I am trying to build a Doc2Vec model. I have a list of sentences with their labels, labeled using Gensim’s LabeledSentence() function. After building the model, I see that they used build_vocab() on the labeled sentences before training the model.
Can someone explain what does build_vocab() do and what happens if I don't use it !?
Please check out the following pictures:
The build_vocab()
step is how the model discovers the set of all possible words/doc-tags – and in the case of words, finds which words occur more than min_count
times.
You have to use it: an attempt to train a model that hasn't gone through that discovery step will error.
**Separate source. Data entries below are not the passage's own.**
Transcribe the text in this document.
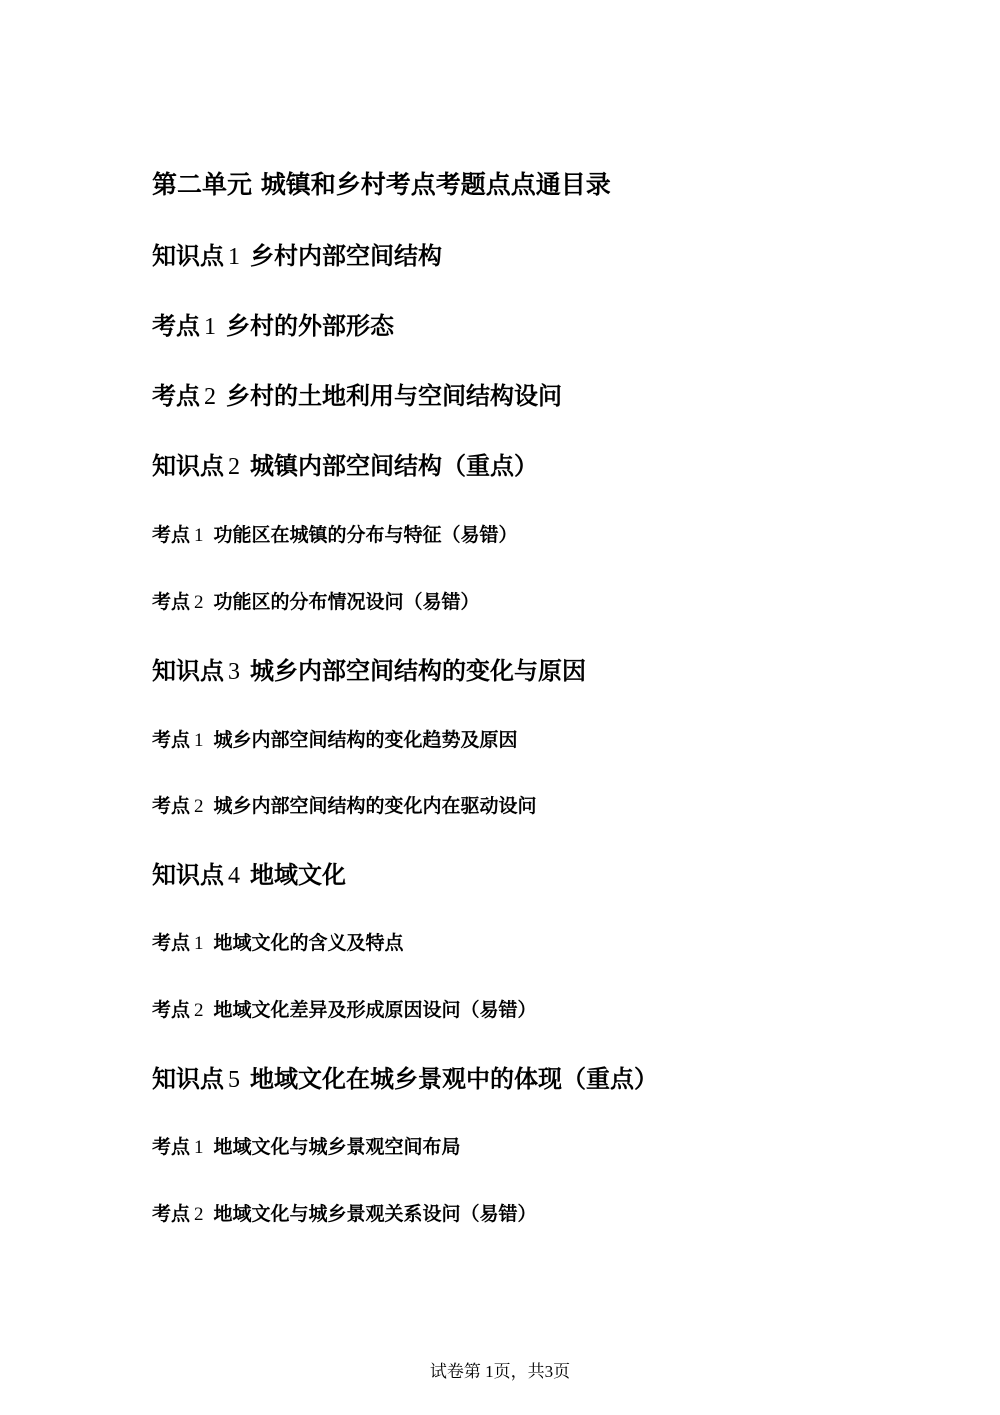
第二单元 城镇和乡村考点考题点点通目录
知识点 1 乡村内部空间结构
考点 1 乡村的外部形态
考点 2 乡村的土地利用与空间结构设问
知识点 2 城镇内部空间结构（重点）
考点 1 功能区在城镇的分布与特征（易错）
考点 2 功能区的分布情况设问（易错）
知识点 3 城乡内部空间结构的变化与原因
考点 1 城乡内部空间结构的变化趋势及原因
考点 2 城乡内部空间结构的变化内在驱动设问
知识点 4 地域文化
考点 1 地域文化的含义及特点
考点 2 地域文化差异及形成原因设问（易错）
知识点 5 地域文化在城乡景观中的体现（重点）
考点 1 地域文化与城乡景观空间布局
考点 2 地域文化与城乡景观关系设问（易错）
试卷第 1页，共3页
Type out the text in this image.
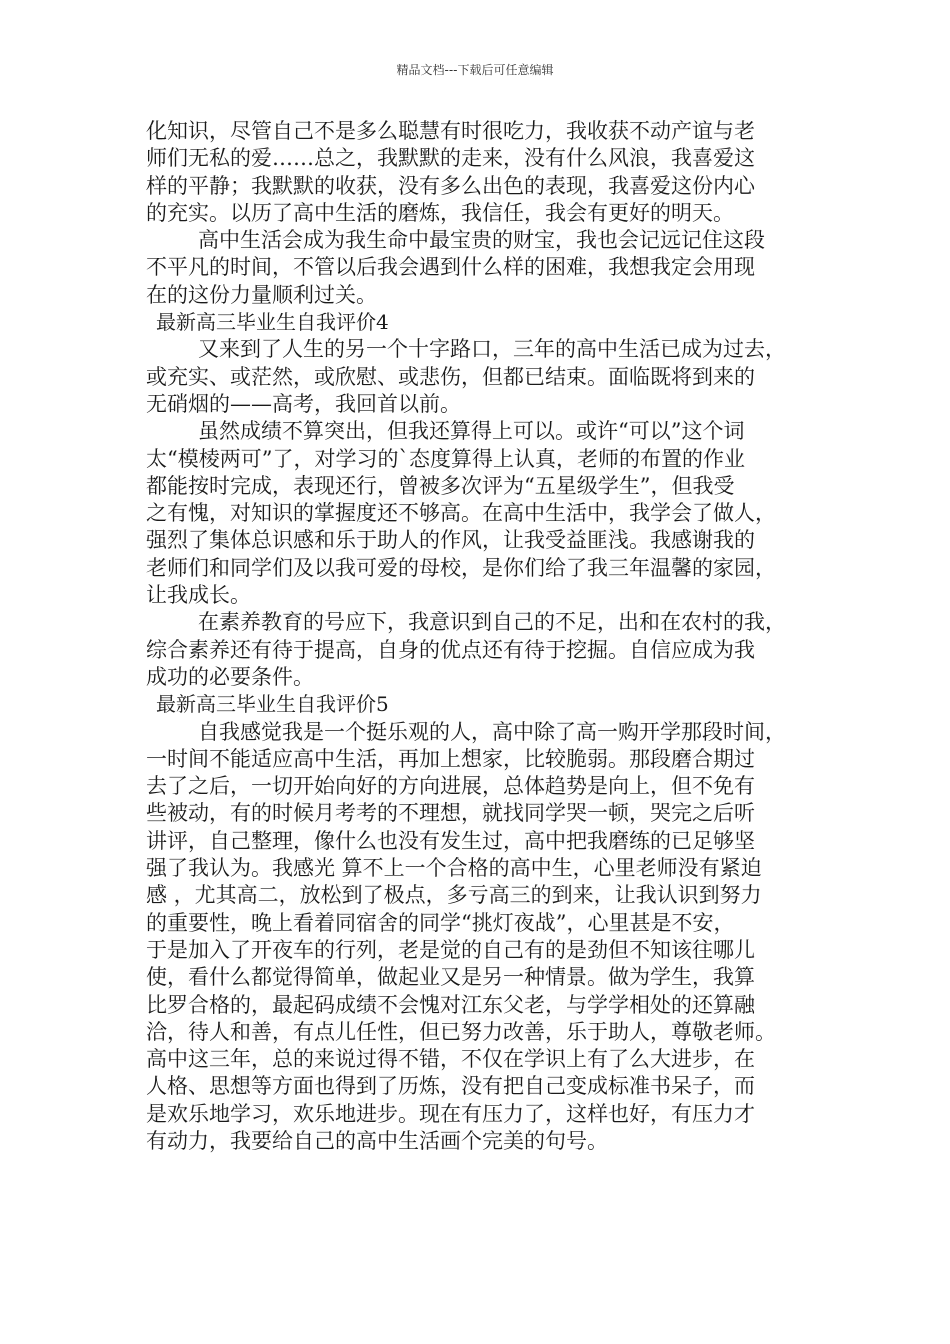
精品文档---下载后可任意编辑
化知识，尽管自己不是多么聪慧有时很吃力，我收获不动产谊与老
师们无私的爱……总之，我默默的走来，没有什么风浪，我喜爱这
样的平静；我默默的收获，没有多么出色的表现，我喜爱这份内心
的充实。以历了高中生活的磨炼，我信任，我会有更好的明天。
高中生活会成为我生命中最宝贵的财宝，我也会记远记住这段
不平凡的时间，不管以后我会遇到什么样的困难，我想我定会用现
在的这份力量顺利过关。
最新高三毕业生自我评价4
又来到了人生的另一个十字路口，三年的高中生活已成为过去，
或充实、或茫然，或欣慰、或悲伤，但都已结束。面临既将到来的
无硝烟的——高考，我回首以前。
虽然成绩不算突出，但我还算得上可以。或许“可以”这个词
太“模棱两可”了，对学习的`态度算得上认真，老师的布置的作业
都能按时完成，表现还行，曾被多次评为“五星级学生”，但我受
之有愧，对知识的掌握度还不够高。在高中生活中，我学会了做人，
强烈了集体总识感和乐于助人的作风，让我受益匪浅。我感谢我的
老师们和同学们及以我可爱的母校，是你们给了我三年温馨的家园，
让我成长。
在素养教育的号应下，我意识到自己的不足，出和在农村的我，
综合素养还有待于提高，自身的优点还有待于挖掘。自信应成为我
成功的必要条件。
最新高三毕业生自我评价5
自我感觉我是一个挺乐观的人，高中除了高一购开学那段时间，
一时间不能适应高中生活，再加上想家，比较脆弱。那段磨合期过
去了之后，一切开始向好的方向进展，总体趋势是向上，但不免有
些被动，有的时候月考考的不理想，就找同学哭一顿，哭完之后听
讲评，自己整理，像什么也没有发生过，高中把我磨练的已足够坚
强了我认为。我感光 算不上一个合格的高中生，心里老师没有紧迫
感 ，尤其高二，放松到了极点，多亏高三的到来，让我认识到努力
的重要性，晚上看着同宿舍的同学“挑灯夜战”，心里甚是不安，
于是加入了开夜车的行列，老是觉的自己有的是劲但不知该往哪儿
使，看什么都觉得简单，做起业又是另一种情景。做为学生，我算
比罗合格的，最起码成绩不会愧对江东父老，与学学相处的还算融
洽，待人和善，有点儿任性，但已努力改善，乐于助人，尊敬老师。
高中这三年，总的来说过得不错，不仅在学识上有了么大进步，在
人格、思想等方面也得到了历炼，没有把自己变成标准书呆子，而
是欢乐地学习，欢乐地进步。现在有压力了，这样也好，有压力才
有动力，我要给自己的高中生活画个完美的句号。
(If you use the form of model-instantiation where you supply your corpus when creating the object, both build_vocab()
and train()
will be called automatically for you.)
Separately regarding your mention of LabeledSentence
:
To stay up to date with preferred terminology/types, you should be using the TaggedDocument
class. The individual training items are better described as documents than sentences, and within the model their whole-text doc-vector keys are called tags, not labels. (In some cases, they might also be the sort of labels used by classifiers, but not always, and most typically the tags are unique per-document IDs. So the term 'tag' is preferred in the code to discourage conflating these keys-for-doc-vectors with other things that might be 'labels.)
(The LabeledSentence
class was an older name, and is now simply an alias to TaggedDocument
. So using it as a name will work, but is mismatched with the rest of the code.)